Before I delve deeper in to the subject of workbench design I’d first like to draw attention to one of the unsung heroes of my workshop. My Saw Donkey’s (as I like to call them) are my more humble yet resilient version of a saw horse.
Alongside a well designed workbench I don’t think that any workshop can be quite complete without some form of saw horse and they will be indispensable even if you’re only using them whilst sawing rough boards to length.
The more conventional, triangular design has always been popular but I like to beef things up a bit (I guess it comes with the job) so when I built mine I opted for the timber framer’s version. This is a simple design built tough through large draw bored joinery and I find a lot of benefits over the other variants especially as they’re strong enough to hold six workbench tops all stacked up without buckling at the knees!

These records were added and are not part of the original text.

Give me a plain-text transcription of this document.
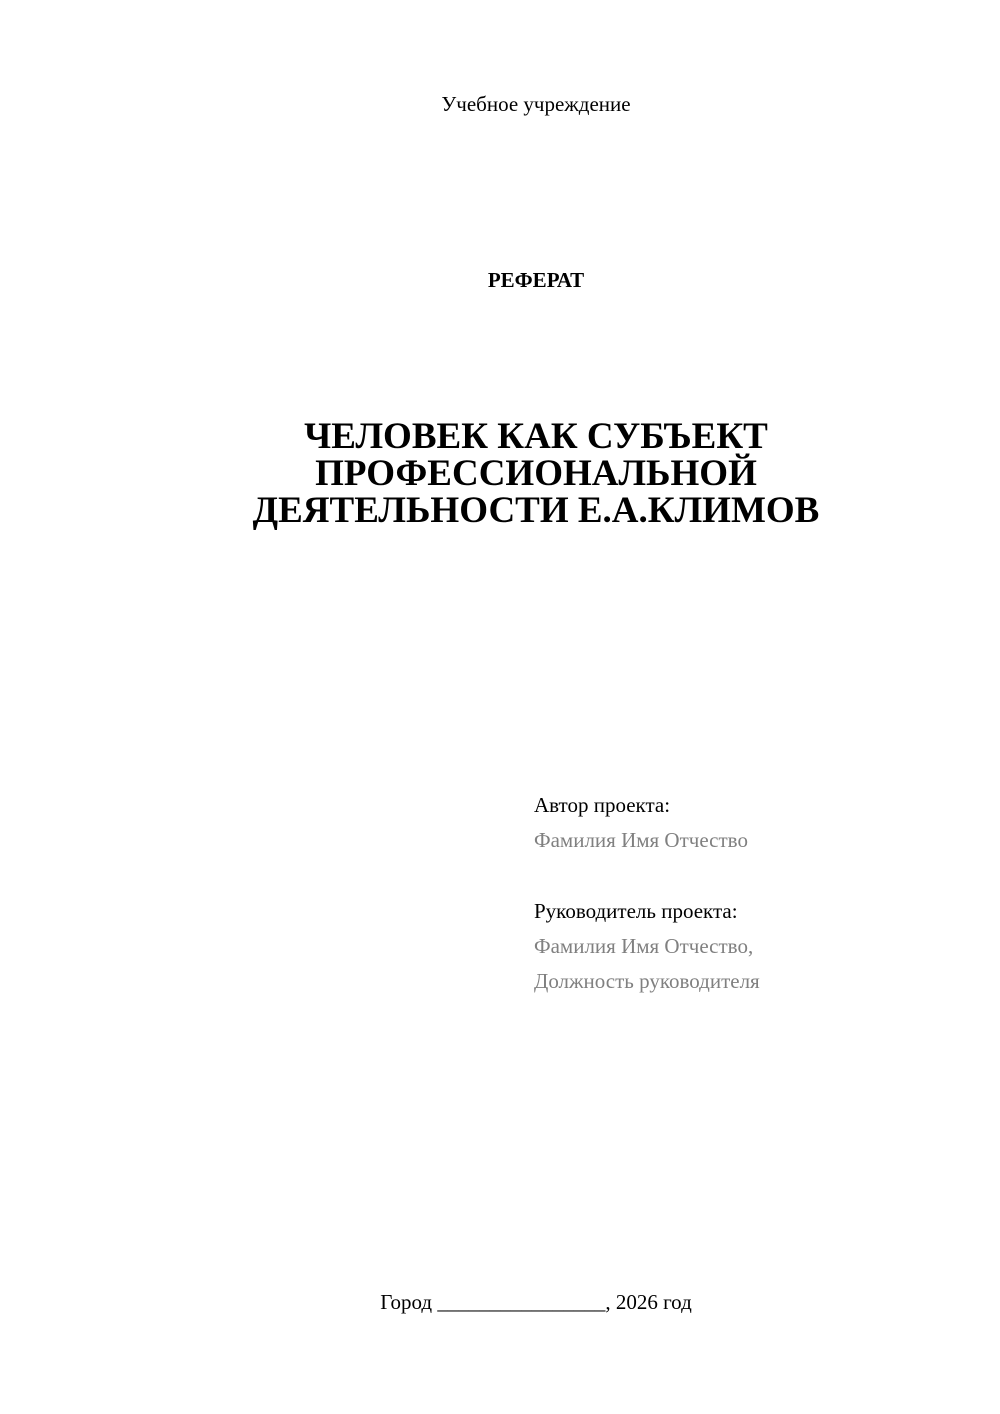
Учебное учреждение
РЕФЕРАТ
ЧЕЛОВЕК КАК СУБЪЕКТ
ПРОФЕССИОНАЛЬНОЙ
ДЕЯТЕЛЬНОСТИ Е.А.КЛИМОВ
Автор проекта:
Фамилия Имя Отчество
Руководитель проекта:
Фамилия Имя Отчество,
Должность руководителя
Город ________________, 2026 год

And when I don’t need to hold quite that much I find the design works great as a mini, mobile workbench as the top is broad and so well supported underneath that you can clout away on top of it no problem. Like the ’French’ workbench these ‘donkeys’ have their legs flush with the top so it’s easy to add holes down the leg for dogs or a holdfast and maybe even screw a little stop to one side.
If I was back in the days using these exclusively for furniture making then I would definitely build them a lot lower – around knee cap height should work well.
Mine are 28” tall because I use them for a multitude of tasks whilst bench building and a lot of the time this is as a pair of trestles to simply hold a mass of timber lengths whilst I run them through the planer. Also, when I’m building a particularly tall bench, they come in to the support the top whilst I do the initial flattening and so 28” works well.
As a pair these can become both saw horses and a saw bench in one and they will stack together fairly compact as well. I’ve build mine from 4” square timbers but 3” ought to be adequate.